A new set of galactic formation simulations has suggested that our Milky Way could actually contain only 1/4 to a 1/3 of the previously accepted quantity of Dark Matter.
When scientists observe other spiral galaxies in the Universe one property which is commonly investigated is how the rotational velocity of the stars is related to the radius from the galactic core. The original theoretical prediction was that the rotational velocities would increase rapidly in the centre (v proportional to r), by treating the core as a solid body and then on the outer regions could be treated as having Keplerian orbits (similar to those of the planets around the sun) (v proportional to r^-2).

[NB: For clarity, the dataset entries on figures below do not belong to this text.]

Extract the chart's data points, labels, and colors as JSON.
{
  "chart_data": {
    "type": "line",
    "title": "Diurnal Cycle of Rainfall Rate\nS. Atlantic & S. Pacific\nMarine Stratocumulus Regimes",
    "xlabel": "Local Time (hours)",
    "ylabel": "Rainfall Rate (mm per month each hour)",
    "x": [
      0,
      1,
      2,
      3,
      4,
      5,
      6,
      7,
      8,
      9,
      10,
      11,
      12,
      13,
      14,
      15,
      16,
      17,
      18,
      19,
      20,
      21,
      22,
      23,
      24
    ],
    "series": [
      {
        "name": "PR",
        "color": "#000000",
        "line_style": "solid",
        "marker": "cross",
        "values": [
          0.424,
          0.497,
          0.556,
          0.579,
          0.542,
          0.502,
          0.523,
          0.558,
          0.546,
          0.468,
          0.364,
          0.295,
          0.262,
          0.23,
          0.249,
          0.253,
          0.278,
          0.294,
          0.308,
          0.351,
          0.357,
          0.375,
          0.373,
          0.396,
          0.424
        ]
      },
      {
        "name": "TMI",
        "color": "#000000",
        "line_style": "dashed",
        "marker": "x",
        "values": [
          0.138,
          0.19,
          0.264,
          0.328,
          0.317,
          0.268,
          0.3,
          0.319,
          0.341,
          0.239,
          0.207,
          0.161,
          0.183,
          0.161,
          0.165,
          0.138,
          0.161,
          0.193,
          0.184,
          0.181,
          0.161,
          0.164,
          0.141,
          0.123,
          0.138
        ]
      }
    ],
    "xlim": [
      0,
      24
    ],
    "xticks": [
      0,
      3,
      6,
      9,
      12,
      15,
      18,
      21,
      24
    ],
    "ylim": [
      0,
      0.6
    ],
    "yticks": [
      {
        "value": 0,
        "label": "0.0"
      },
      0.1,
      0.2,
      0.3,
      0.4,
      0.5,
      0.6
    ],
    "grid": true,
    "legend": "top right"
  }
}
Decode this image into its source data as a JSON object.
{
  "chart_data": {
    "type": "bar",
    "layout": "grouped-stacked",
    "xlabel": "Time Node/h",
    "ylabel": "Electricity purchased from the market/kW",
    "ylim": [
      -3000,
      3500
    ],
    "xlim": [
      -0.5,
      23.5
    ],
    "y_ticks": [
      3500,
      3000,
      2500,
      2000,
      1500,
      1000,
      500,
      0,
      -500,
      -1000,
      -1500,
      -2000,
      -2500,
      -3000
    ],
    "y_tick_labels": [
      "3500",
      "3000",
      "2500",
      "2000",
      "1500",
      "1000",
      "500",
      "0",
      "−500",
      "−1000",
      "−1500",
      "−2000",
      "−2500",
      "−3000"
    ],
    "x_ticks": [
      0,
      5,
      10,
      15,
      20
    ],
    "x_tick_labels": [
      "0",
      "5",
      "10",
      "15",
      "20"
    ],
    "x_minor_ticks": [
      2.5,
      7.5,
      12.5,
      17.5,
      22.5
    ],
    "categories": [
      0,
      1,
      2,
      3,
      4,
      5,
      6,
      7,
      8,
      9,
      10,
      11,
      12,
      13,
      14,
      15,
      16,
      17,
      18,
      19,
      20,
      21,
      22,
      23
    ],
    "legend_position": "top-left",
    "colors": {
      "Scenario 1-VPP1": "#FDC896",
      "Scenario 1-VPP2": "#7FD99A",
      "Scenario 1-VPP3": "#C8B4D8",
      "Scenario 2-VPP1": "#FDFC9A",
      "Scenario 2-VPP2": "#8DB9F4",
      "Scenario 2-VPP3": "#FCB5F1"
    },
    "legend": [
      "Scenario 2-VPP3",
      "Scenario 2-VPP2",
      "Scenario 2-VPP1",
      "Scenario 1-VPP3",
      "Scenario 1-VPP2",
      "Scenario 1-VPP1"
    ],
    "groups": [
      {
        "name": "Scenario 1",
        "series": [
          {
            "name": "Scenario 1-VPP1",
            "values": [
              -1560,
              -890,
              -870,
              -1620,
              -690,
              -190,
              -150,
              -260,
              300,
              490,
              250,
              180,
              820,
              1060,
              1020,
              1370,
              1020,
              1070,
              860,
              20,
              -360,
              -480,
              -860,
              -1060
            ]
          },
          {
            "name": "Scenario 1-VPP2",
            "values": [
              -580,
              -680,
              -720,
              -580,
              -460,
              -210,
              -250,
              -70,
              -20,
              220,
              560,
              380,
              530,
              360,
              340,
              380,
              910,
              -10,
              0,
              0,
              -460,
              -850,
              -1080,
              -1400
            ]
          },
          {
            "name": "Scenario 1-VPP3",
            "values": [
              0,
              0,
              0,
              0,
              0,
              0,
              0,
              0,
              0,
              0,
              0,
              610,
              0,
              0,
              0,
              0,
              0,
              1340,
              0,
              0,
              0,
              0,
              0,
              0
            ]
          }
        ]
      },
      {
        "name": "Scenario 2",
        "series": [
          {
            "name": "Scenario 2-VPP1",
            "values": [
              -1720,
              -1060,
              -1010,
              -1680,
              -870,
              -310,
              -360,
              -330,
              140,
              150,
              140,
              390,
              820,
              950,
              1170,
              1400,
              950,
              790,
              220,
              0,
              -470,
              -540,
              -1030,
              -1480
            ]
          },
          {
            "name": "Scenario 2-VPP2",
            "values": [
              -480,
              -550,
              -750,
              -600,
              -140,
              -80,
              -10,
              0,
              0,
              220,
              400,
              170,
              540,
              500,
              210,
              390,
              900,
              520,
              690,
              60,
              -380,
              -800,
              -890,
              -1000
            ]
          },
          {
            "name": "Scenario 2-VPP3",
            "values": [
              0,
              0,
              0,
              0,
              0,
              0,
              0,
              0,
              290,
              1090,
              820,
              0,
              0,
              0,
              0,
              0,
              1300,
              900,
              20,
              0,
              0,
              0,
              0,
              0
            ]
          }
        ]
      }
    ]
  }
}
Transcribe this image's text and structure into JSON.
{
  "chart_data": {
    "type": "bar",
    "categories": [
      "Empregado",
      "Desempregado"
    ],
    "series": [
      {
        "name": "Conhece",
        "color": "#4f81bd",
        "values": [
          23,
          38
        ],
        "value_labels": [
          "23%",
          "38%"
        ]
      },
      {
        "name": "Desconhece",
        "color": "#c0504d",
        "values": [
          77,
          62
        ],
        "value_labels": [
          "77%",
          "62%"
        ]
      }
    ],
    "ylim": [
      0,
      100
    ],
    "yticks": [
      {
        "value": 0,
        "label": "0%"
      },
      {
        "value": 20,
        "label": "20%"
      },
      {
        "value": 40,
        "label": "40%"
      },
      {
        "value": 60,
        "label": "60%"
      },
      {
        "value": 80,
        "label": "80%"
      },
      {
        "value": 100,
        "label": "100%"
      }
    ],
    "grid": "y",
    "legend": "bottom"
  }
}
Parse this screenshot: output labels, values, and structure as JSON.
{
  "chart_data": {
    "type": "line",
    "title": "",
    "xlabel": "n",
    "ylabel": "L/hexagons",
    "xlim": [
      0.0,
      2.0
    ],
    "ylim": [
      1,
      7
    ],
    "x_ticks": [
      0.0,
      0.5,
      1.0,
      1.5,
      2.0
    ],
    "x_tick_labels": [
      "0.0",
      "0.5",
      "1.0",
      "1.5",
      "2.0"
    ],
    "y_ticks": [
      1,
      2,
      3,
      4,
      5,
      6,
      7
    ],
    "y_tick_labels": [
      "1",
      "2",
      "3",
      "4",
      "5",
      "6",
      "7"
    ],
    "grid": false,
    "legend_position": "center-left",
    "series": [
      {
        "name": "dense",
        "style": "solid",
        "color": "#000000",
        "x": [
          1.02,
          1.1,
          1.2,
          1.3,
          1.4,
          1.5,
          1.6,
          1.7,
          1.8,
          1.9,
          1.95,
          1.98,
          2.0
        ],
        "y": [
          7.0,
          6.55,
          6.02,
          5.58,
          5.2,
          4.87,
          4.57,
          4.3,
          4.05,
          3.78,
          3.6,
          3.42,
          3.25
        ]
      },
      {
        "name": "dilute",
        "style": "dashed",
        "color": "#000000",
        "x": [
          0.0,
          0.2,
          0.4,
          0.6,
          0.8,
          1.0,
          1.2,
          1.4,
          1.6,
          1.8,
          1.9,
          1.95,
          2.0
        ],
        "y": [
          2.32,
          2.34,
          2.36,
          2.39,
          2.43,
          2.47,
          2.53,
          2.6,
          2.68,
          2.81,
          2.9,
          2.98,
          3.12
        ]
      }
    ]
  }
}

However when astronomers pointed there telescopes toward galaxies and analysed the rotation curve they found one reoccurring difference between theory and observation. This difference is that at an increasing distance from the centre the rotational velocity does not fall off and instead generally remain flat. This describes a system in which (at a certain distance from the core) the orbital velocities of the stars remains constant independent of radius.
In order for this new information to be incorporated into the galactic model it was decided that there must exist a halo of some unseen matter which is driving the extra acceleration required further from the centre. Due to this and measurements of weak gravitational lensing in certain galaxy clusters it was decided that this unseen ‘Dark’ matter must make up around 80% of the matter in the universe.
A recent survey conducted at the University of California has provided two simulations of galaxy formation first with a dark halo mass of 2 trillion suns and the other 800 billion suns. It was found that the lower quantity of dark matter actually provided a better fit for the current morphology and mass of our galaxy. Does this point towards our galaxy being irregular in comparison to the average spiral galaxy? or could it perhaps point towards the current theory of dark matter being incomplete?